Tucker Carlson critique Israël avec prudence, s’opposant aux Groypers et faisant appel au patriotisme américain. Charlie Kirk – qui a peut-être été tué parce qu’il refusait de soutenir Israël – était une figure influente. La propagande mondialiste et liée à Soros alimente le sentiment anti-Israël, en envoyant des activistes d’Antifa et des figures du mouvement LGBT protester contre Israël. Les musulmans tentent de les mettre de côté, mais Soros utilise ces forces – tout comme il a utilisé notre opposition – pour des actions pro-palestiniennes.

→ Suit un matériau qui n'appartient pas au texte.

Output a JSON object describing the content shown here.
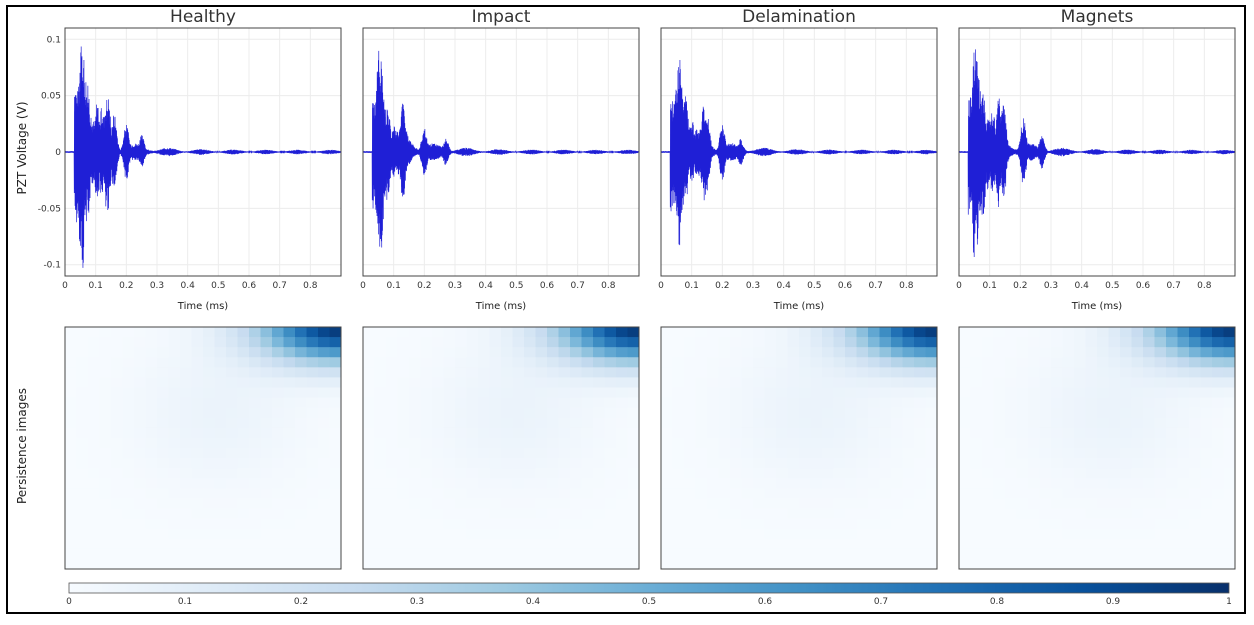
{
  "chart_data": {
    "type": "line",
    "panel_titles": [
      "Healthy",
      "Impact",
      "Delamination",
      "Magnets"
    ],
    "signals": {
      "ylabel": "PZT Voltage (V)",
      "xlabel": "Time (ms)",
      "xlim": [
        0,
        0.9
      ],
      "ylim": [
        -0.11,
        0.11
      ],
      "xticks": [
        0,
        0.1,
        0.2,
        0.3,
        0.4,
        0.5,
        0.6,
        0.7,
        0.8
      ],
      "yticks": [
        -0.1,
        -0.05,
        0,
        0.05,
        0.1
      ],
      "xtick_labels": [
        "0",
        "0.1",
        "0.2",
        "0.3",
        "0.4",
        "0.5",
        "0.6",
        "0.7",
        "0.8"
      ],
      "ytick_labels": [
        "-0.1",
        "-0.05",
        "0",
        "0.05",
        "0.1"
      ],
      "line_color": "#1f1fd6",
      "grid": true,
      "series": [
        {
          "peaks": [
            {
              "t": 0.04,
              "v": -0.065
            },
            {
              "t": 0.052,
              "v": 0.095
            },
            {
              "t": 0.057,
              "v": -0.105
            },
            {
              "t": 0.065,
              "v": 0.075
            },
            {
              "t": 0.075,
              "v": -0.06
            },
            {
              "t": 0.09,
              "v": 0.03
            },
            {
              "t": 0.105,
              "v": -0.045
            },
            {
              "t": 0.12,
              "v": 0.04
            },
            {
              "t": 0.135,
              "v": 0.05
            },
            {
              "t": 0.14,
              "v": -0.052
            },
            {
              "t": 0.16,
              "v": 0.035
            },
            {
              "t": 0.2,
              "v": 0.025
            },
            {
              "t": 0.25,
              "v": 0.015
            }
          ]
        },
        {
          "peaks": [
            {
              "t": 0.045,
              "v": 0.06
            },
            {
              "t": 0.052,
              "v": 0.092
            },
            {
              "t": 0.058,
              "v": -0.098
            },
            {
              "t": 0.068,
              "v": 0.05
            },
            {
              "t": 0.08,
              "v": -0.045
            },
            {
              "t": 0.1,
              "v": 0.025
            },
            {
              "t": 0.13,
              "v": 0.045
            },
            {
              "t": 0.135,
              "v": -0.03
            },
            {
              "t": 0.2,
              "v": 0.022
            },
            {
              "t": 0.27,
              "v": 0.012
            }
          ]
        },
        {
          "peaks": [
            {
              "t": 0.045,
              "v": 0.05
            },
            {
              "t": 0.055,
              "v": 0.082
            },
            {
              "t": 0.06,
              "v": -0.088
            },
            {
              "t": 0.07,
              "v": 0.06
            },
            {
              "t": 0.08,
              "v": -0.05
            },
            {
              "t": 0.1,
              "v": 0.03
            },
            {
              "t": 0.14,
              "v": 0.045
            },
            {
              "t": 0.15,
              "v": -0.035
            },
            {
              "t": 0.2,
              "v": 0.025
            },
            {
              "t": 0.26,
              "v": 0.012
            }
          ]
        },
        {
          "peaks": [
            {
              "t": 0.04,
              "v": 0.05
            },
            {
              "t": 0.05,
              "v": 0.097
            },
            {
              "t": 0.056,
              "v": -0.095
            },
            {
              "t": 0.065,
              "v": 0.07
            },
            {
              "t": 0.078,
              "v": -0.06
            },
            {
              "t": 0.095,
              "v": 0.035
            },
            {
              "t": 0.11,
              "v": -0.04
            },
            {
              "t": 0.13,
              "v": 0.05
            },
            {
              "t": 0.145,
              "v": -0.045
            },
            {
              "t": 0.21,
              "v": 0.03
            },
            {
              "t": 0.27,
              "v": 0.015
            }
          ]
        }
      ]
    },
    "persistence": {
      "type": "heatmap",
      "ylabel": "Persistence images",
      "grid_size": 24,
      "hotspot": "top-right",
      "colorbar": {
        "range": [
          0,
          1
        ],
        "ticks": [
          0,
          0.1,
          0.2,
          0.3,
          0.4,
          0.5,
          0.6,
          0.7,
          0.8,
          0.9,
          1
        ],
        "tick_labels": [
          "0",
          "0.1",
          "0.2",
          "0.3",
          "0.4",
          "0.5",
          "0.6",
          "0.7",
          "0.8",
          "0.9",
          "1"
        ],
        "colormap": "Blues",
        "colors": [
          "#f7fbff",
          "#deebf7",
          "#c6dbef",
          "#9ecae1",
          "#6baed6",
          "#4292c6",
          "#2171b5",
          "#08519c",
          "#08306b"
        ],
        "placement": "bottom"
      }
    }
  }
}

La pression vient des deux côtés: de droite, des jeunes nationalistes; de gauche, des libéraux. L’Anti-Defamation League, orientée anti-Trump, perd de son influence. L’attitude de l’Amérique envers Israël a changé, et Trump le perçoit. Lui, Kushner et d’autres sionistes ont suivi Netanyahu, mais en tant que pragmatique et homme d’affaires, Trump comprend que la situation ne peut pas lui être favorablement retournée. Le facteur islamique aux États-Unis reste marginal, et le lobby juif continue de dominer la scène politique américaine. Cependant, le sentiment anti-israélien de dizaines de millions de personnes est devenu trop fort pour être ignoré.

Présentateur : Qui paiera pour la reconstruction de Gaza? La question reste sans réponse.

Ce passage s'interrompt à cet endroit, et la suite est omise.